Robot-Building Enhances Math and Science Skills
Dec 28, 2011
Recently, middle school students across the country formed teams and built programmable, interactive robots that they entered into task-driven competitions. The robots could maneuver through obstacle courses and even retrieve specific objects. Sound like science fiction? Well, it's definitely science...and math and technology, too.
Meeting of the Minds
Begun in 1998 by inventor and entrepreneur Dean Kamen and Kjeld Kirk Kristiansen of LEGO Group, manufacturer of LEGO block toys, the FIRST Lego League (FLL) Competition (not the first, the FIRST, which is an acronym: For Inspiration and Recognition of Science and Technology) is heralded for building more than robots.
The competition, which is open to kids between the ages of nine and 14, builds critical thinking and analytical skills, encourages teamwork and supplies students with the opportunity to apply math and science concepts in a real-world situation.
'I think it really brings out the science, technology, engineering and math skills,' Dennis Greenwood, a technology education teacher from Clemmons Middle School in North Carolina, told the Winston-Salem Journal in November 2011.
Fun and Exciting
Perhaps what's best about the LEGO Competition is that it's fun and challenging. Math and science might be boring to some students in the classroom, but building and programming robots can surely erase that boredom.
The Competition begins every September and reaches 55 countries around the world. More than 200,000 students participate in the event. Community teams as well as school teams can enter the competition. Teams are judged in three areas: completion of what are called 'Challenge' missions, teamwork and robotic design.

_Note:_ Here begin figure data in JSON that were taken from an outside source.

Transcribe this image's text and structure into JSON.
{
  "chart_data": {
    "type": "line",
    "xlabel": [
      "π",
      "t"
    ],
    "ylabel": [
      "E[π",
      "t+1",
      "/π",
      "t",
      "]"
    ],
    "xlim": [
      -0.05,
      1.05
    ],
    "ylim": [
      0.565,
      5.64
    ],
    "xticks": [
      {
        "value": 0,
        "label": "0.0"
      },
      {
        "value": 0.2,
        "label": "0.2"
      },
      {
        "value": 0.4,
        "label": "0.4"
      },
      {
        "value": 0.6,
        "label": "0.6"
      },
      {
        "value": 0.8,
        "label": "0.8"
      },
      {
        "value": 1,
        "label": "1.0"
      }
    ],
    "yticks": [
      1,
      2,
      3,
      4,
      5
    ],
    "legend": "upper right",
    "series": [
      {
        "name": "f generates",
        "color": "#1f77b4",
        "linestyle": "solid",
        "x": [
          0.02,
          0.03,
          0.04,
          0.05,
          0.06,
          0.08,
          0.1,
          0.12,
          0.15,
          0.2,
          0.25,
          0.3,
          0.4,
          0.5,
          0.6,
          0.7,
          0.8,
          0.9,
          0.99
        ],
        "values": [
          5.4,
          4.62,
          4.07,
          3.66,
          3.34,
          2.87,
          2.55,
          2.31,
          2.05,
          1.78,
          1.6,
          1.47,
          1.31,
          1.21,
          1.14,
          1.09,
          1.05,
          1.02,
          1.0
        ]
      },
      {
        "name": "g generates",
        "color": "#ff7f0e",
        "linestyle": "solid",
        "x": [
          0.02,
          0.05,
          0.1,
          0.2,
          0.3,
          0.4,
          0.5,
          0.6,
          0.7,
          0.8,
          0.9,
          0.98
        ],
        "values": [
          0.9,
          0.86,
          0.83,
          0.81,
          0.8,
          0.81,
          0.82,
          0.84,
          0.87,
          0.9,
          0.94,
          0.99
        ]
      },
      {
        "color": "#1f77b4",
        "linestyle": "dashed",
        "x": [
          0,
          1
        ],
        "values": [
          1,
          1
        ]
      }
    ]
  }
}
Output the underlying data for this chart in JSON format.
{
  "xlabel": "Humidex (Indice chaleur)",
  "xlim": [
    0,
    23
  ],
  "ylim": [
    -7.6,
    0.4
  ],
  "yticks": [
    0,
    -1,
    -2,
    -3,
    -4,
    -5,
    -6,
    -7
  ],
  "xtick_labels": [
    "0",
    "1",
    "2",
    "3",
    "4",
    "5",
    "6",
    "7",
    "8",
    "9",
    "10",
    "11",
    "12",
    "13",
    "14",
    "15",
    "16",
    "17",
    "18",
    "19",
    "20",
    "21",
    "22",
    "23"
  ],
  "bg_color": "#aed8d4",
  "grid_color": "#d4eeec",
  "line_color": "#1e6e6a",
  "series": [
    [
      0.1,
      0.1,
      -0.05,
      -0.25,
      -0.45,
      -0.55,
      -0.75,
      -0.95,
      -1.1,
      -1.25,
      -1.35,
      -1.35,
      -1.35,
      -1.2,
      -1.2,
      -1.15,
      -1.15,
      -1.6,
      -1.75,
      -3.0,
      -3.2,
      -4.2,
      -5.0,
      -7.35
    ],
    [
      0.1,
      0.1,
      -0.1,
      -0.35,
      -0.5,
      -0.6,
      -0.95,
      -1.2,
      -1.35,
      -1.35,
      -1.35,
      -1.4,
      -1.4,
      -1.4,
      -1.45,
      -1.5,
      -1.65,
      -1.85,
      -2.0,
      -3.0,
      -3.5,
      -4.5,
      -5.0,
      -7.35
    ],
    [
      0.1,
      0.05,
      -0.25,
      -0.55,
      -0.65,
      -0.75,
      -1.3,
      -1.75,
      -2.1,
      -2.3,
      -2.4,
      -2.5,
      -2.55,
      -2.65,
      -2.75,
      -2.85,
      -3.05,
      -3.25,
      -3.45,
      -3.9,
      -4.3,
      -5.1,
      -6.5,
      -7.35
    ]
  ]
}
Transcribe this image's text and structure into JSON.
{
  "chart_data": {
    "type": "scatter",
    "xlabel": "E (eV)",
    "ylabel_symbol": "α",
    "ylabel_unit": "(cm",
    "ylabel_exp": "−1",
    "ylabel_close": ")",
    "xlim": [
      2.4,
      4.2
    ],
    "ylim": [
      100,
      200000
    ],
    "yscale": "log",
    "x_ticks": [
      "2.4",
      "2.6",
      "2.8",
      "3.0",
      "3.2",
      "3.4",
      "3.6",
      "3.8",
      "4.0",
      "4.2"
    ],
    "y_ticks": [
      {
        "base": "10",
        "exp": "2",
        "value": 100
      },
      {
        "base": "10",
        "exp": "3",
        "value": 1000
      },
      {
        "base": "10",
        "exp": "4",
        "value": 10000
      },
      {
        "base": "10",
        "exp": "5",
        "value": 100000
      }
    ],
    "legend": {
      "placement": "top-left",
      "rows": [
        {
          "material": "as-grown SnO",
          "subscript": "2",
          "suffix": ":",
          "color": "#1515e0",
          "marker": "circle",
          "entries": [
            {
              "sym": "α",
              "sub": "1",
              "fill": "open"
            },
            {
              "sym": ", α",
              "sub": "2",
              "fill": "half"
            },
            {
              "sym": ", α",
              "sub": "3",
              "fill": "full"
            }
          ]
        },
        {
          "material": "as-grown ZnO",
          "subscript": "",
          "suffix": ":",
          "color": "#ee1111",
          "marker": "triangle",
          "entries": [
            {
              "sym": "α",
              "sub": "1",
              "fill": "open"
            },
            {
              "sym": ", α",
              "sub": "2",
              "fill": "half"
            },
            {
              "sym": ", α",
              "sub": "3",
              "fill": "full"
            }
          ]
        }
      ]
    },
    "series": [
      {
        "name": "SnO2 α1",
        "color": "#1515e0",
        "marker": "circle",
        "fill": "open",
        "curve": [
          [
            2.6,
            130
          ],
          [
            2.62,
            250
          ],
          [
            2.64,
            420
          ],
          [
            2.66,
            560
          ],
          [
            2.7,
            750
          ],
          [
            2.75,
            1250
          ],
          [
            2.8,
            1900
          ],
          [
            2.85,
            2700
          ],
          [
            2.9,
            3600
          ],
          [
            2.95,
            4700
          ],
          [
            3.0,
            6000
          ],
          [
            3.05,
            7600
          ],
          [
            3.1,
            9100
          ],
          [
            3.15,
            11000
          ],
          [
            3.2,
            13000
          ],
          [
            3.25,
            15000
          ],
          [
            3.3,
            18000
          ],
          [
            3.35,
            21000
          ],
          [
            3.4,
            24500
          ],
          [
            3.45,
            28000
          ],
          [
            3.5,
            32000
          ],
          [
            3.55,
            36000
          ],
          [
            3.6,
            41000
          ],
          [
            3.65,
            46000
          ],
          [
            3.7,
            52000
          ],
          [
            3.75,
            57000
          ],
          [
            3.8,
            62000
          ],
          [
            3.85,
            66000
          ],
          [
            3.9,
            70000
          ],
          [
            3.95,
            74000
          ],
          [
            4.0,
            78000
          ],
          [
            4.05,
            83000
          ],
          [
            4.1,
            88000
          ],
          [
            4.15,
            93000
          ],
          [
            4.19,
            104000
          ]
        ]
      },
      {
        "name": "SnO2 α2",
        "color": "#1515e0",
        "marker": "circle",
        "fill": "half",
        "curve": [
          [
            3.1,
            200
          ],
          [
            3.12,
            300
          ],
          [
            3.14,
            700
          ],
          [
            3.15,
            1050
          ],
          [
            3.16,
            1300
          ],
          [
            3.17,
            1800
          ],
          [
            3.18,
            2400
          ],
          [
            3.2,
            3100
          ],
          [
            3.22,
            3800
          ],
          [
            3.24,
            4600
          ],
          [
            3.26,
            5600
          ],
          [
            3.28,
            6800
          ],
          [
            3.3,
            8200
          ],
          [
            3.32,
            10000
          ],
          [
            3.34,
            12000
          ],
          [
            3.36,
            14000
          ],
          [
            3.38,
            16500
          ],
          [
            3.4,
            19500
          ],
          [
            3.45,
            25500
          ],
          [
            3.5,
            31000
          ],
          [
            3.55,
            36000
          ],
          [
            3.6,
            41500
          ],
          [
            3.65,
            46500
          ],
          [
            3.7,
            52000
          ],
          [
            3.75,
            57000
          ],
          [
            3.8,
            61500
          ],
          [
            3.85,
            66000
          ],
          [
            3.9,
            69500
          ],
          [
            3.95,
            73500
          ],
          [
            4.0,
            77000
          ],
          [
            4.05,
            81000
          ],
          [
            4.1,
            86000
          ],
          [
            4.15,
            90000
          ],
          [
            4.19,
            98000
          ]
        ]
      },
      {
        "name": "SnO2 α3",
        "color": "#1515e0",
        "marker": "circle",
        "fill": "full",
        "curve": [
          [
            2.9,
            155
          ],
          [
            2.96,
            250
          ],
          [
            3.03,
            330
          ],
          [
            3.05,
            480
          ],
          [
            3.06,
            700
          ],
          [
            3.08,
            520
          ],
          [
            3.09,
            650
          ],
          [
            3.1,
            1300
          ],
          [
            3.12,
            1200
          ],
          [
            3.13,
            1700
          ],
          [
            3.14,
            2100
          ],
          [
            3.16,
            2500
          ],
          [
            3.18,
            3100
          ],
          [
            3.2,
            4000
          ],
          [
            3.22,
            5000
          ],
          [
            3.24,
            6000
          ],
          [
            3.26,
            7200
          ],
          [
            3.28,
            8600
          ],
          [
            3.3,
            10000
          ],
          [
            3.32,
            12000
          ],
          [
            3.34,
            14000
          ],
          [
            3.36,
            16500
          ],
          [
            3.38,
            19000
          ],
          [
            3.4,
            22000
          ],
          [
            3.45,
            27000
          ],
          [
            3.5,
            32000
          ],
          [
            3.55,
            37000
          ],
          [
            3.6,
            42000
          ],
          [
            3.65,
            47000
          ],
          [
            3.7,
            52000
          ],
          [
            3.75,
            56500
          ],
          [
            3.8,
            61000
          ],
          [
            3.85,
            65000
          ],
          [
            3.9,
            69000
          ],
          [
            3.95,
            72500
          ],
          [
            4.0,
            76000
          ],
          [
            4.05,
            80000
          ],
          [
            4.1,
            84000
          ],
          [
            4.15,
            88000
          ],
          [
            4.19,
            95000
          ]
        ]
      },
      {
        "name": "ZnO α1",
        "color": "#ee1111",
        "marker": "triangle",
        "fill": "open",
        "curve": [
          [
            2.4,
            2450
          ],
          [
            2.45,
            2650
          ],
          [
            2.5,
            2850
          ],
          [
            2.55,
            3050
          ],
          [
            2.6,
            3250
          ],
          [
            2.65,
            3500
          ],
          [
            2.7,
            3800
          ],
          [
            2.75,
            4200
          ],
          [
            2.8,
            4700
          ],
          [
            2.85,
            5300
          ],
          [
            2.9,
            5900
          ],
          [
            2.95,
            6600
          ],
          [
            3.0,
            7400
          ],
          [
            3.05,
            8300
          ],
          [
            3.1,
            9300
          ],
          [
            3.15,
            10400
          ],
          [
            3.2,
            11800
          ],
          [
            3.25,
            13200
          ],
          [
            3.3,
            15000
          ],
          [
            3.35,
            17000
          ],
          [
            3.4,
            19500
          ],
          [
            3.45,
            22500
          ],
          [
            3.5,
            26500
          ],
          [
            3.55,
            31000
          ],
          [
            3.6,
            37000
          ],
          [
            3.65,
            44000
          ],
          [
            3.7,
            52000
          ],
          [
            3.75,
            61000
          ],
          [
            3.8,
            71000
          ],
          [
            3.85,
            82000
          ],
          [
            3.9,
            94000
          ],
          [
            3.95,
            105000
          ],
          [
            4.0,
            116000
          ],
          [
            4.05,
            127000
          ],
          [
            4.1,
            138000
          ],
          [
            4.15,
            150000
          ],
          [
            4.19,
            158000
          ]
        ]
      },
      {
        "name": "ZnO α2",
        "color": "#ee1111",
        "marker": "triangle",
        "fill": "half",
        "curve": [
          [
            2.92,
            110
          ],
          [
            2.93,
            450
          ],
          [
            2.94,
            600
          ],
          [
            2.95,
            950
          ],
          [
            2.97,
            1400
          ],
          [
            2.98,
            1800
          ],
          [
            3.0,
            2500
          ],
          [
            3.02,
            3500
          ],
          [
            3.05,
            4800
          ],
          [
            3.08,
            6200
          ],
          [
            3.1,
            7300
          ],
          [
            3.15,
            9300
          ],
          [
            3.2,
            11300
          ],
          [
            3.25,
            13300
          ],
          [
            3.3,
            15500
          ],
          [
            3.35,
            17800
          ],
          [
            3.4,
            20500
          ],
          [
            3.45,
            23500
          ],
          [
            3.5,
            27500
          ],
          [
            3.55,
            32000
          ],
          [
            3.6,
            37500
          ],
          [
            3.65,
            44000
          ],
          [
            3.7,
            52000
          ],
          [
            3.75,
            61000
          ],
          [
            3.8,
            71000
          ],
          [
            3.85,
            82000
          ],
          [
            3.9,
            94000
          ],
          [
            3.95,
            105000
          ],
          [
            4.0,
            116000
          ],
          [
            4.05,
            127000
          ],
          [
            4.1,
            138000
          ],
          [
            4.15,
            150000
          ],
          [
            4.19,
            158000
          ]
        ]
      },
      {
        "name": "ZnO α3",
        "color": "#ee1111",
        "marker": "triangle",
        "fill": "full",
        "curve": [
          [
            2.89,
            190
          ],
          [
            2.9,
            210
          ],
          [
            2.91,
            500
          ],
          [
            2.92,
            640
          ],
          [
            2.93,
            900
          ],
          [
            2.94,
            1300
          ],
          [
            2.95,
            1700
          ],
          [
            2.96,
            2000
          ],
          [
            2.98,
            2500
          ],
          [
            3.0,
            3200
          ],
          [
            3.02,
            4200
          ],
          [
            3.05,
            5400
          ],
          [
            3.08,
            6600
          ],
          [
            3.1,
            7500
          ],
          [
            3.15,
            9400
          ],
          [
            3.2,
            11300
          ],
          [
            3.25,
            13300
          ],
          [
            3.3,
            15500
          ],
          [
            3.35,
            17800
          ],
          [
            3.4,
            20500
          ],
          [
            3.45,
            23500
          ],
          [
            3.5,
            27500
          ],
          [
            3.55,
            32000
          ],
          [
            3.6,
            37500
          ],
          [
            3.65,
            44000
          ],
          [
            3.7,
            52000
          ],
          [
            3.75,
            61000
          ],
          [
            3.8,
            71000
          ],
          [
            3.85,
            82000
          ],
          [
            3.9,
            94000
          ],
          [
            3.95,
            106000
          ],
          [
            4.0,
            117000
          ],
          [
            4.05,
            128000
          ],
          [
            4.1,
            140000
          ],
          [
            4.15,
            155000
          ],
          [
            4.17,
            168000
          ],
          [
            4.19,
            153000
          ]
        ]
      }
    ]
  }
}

As the FLL website boasts: 'What FLL teams accomplish is nothing short of amazing. It's fun. It's exciting. And the skills they learn will last a lifetime.'
An Impact on the Future
A survey by Brandeis University's Center for Youth and Communities found that middle school students who participate in the robotics competition are definitely influenced by the experience.
The survey found that 89% of participants went on to college after high school. They were more likely to major in engineering, pursue careers in science or technology, and participate in science or technology-related internships or apprenticeships. More than half reported taking at least one engineering course.
In addition, they are more than twice as likely to volunteer in community programs and more likely to obtain a post-graduate degree.
It would seem, judging by these survey results, that FLL was not merely boasting when it said that the skills students learn in the robotic competitions will last them a lifetime.